Thank you to Julia from Langley Park School for Girls, Bromley for this solution. Well done Julia.

For $N/2$ to be a perfect cube, $N$ must have $2^{3x+1}$ as a factor so that the $2$ in the denominator will cancel, leaving only a perfect cube in the numerator.

For $N/3$ to be a perfect $5$th power, $N$ must have $3^{5y+1}$ as a factor for a similar reason to the one given above for $N/2$ .

Similarly, $N/5$ must have $5^{7z+1}$ as a factor for it to be a perfect $7$th power.

So we have now made $N/2$ into a perfect cube, but it also needs to be a perfect $5$th and $7$th power to satisfy the other conditions. Thus $(3x +1)$ must be a multiple of $5$ and $7$ and therefore a multiple of $35$ (since $5$ and $7$ are relatively prime). The smallest case of this is when $x=23$ and $(3x+1)=70$ . So $2^{70}$ is a factor of $N$ .

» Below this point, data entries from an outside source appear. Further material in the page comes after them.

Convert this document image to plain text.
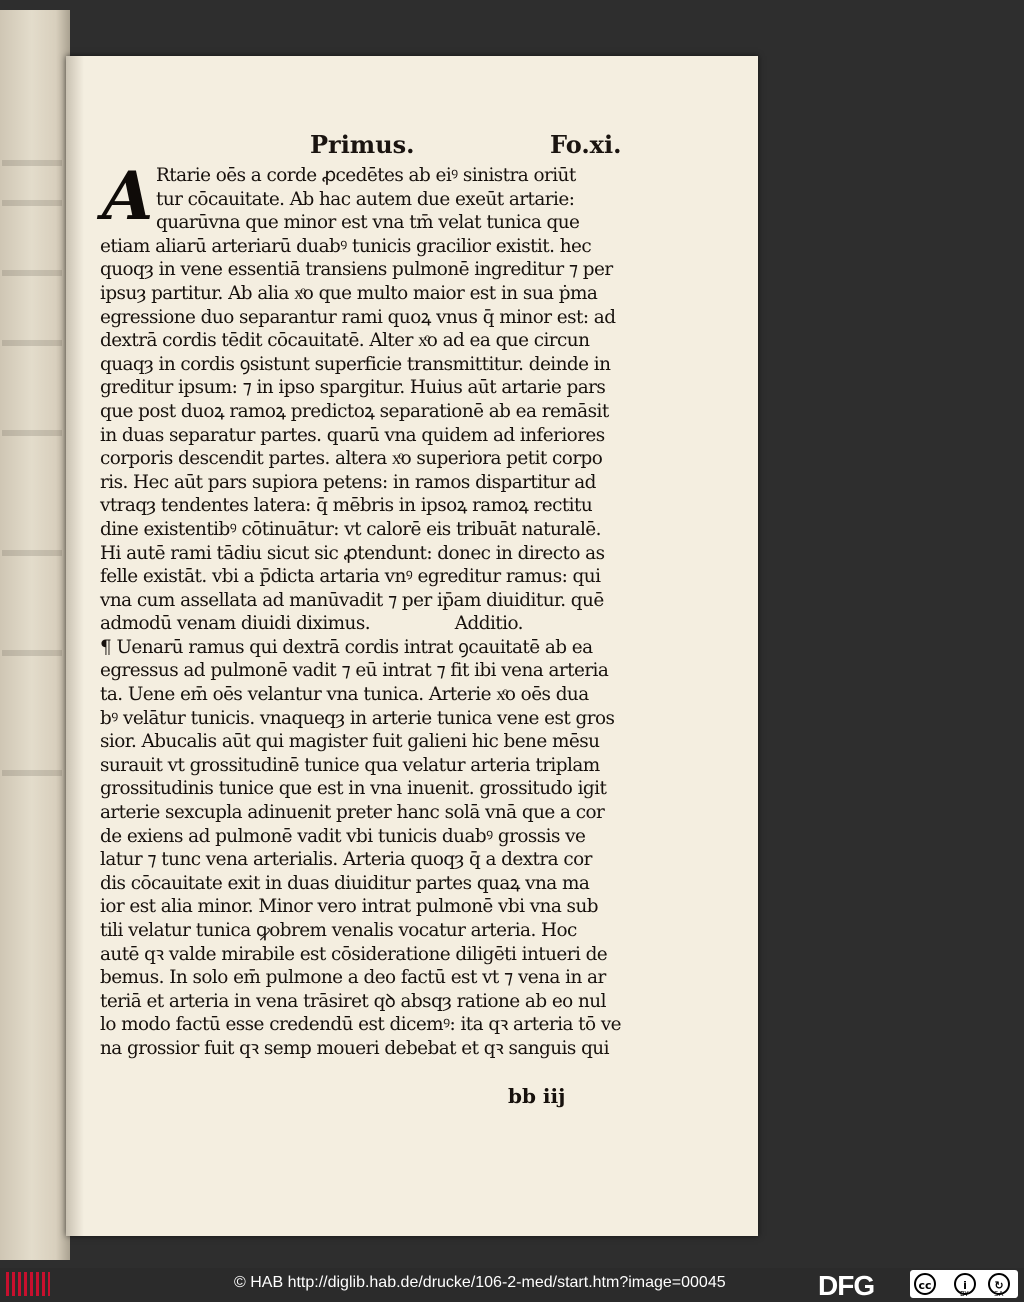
Primus.	Fo.xi.
A Rtarie oēs a corde ꝓcedētes ab eiꝰ sinistra oriūt
tur cōcauitate. Ab hac autem due exeūt artarie:
quarūvna que minor est vna tm̄ velat tunica que
etiam aliarū arteriarū duabꝰ tunicis gracilior existit. hec
quoqȝ in vene essentiā transiens pulmonē ingreditur ⁊ per
ipsuȝ partitur. Ab alia xͦo que multo maior est in sua ṗma
egressione duo separantur rami quoꝝ vnus q̄ minor est: ad
dextrā cordis tēdit cōcauitatē. Alter xͦo ad ea que circun
quaqȝ in cordis ꝯsistunt superficie transmittitur. deinde in
greditur ipsum: ⁊ in ipso spargitur. Huius aūt artarie pars
que post duoꝝ ramoꝝ predictoꝝ separationē ab ea remāsit
in duas separatur partes. quarū vna quidem ad inferiores
corporis descendit partes. altera xͦo superiora petit corpo
ris. Hec aūt pars supiora petens: in ramos dispartitur ad
vtraqȝ tendentes latera: q̄ mēbris in ipsoꝝ ramoꝝ rectitu
dine existentibꝰ cōtinuātur: vt calorē eis tribuāt naturalē.
Hi autē rami tādiu sicut sic ꝓtendunt: donec in directo as
felle existāt. vbi a p̄dicta artaria vnꝰ egreditur ramus: qui
vna cum assellata ad manūvadit ⁊ per ip̄am diuiditur. quē
admodū venam diuidi diximus.                Additio.
¶ Uenarū ramus qui dextrā cordis intrat ꝯcauitatē ab ea
egressus ad pulmonē vadit ⁊ eū intrat ⁊ fit ibi vena arteria
ta. Uene em̄ oēs velantur vna tunica. Arterie xͦo oēs dua
bꝰ velātur tunicis. vnaqueqȝ in arterie tunica vene est gros
sior. Abucalis aūt qui magister fuit galieni hic bene mēsu
surauit vt grossitudinē tunice qua velatur arteria triplam
grossitudinis tunice que est in vna inuenit. grossitudo igit
arterie sexcupla adinuenit preter hanc solā vnā que a cor
de exiens ad pulmonē vadit vbi tunicis duabꝰ grossis ve
latur ⁊ tunc vena arterialis. Arteria quoqȝ q̄ a dextra cor
dis cōcauitate exit in duas diuiditur partes quaꝝ vna ma
ior est alia minor. Minor vero intrat pulmonē vbi vna sub
tili velatur tunica ꝙobrem venalis vocatur arteria. Hoc
autē qꝛ valde mirabile est cōsideratione diligēti intueri de
bemus. In solo em̄ pulmone a deo factū est vt ⁊ vena in ar
teriā et arteria in vena trāsiret qꝺ absqȝ ratione ab eo nul
lo modo factū esse credendū est dicemꝰ: ita qꝛ arteria tō ve
na grossior fuit qꝛ semp moueri debebat et qꝛ sanguis qui
bb iij
© HAB http://diglib.hab.de/drucke/106-2-med/start.htm?image=00045	DFG	cc	i	↻
BY	SA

Continuing the same method and reasoning, $(5y+1)$ must be a multiple of $3$ and $7$, and thus a multiple of $21$. The smallest case of this is when $y=4$ and $(5y+1)=21$ . So $3^{21}$ is another factor of $N$ .

Similarly $(7z+1)$ must be a multiple of 3 and 5, and thus a multiple of 15. The smallest case of this is when $z=2$ and $(7z+1)=15$ . So $5^{15}$ is another factor of $N$ .

Combining all the factors we conclude that: $N=2^{70} \times 3^{21}\times 5^{15}$ .

$N/2$ is a perfect cube because $2^{69} \times 3^{21} \times 5^{15}$ has a multiple of 3 in every power. $N/3$ is a perfect $5$th power because $2^{70} \times 3^{20} \times 5^{15}$ has a multiple of $5$ in every power. $N/5$ is a perfect $7$th power because $2^{70} \times 3^{21} \times 5^{14}$ has a multiple of $7$ in every power.

Pierce Geoghegan, Tarbert Comprehensive , Ireland and Ang Zhi Ping, River Valley High, Singapore also sent excellent solutions for this problem.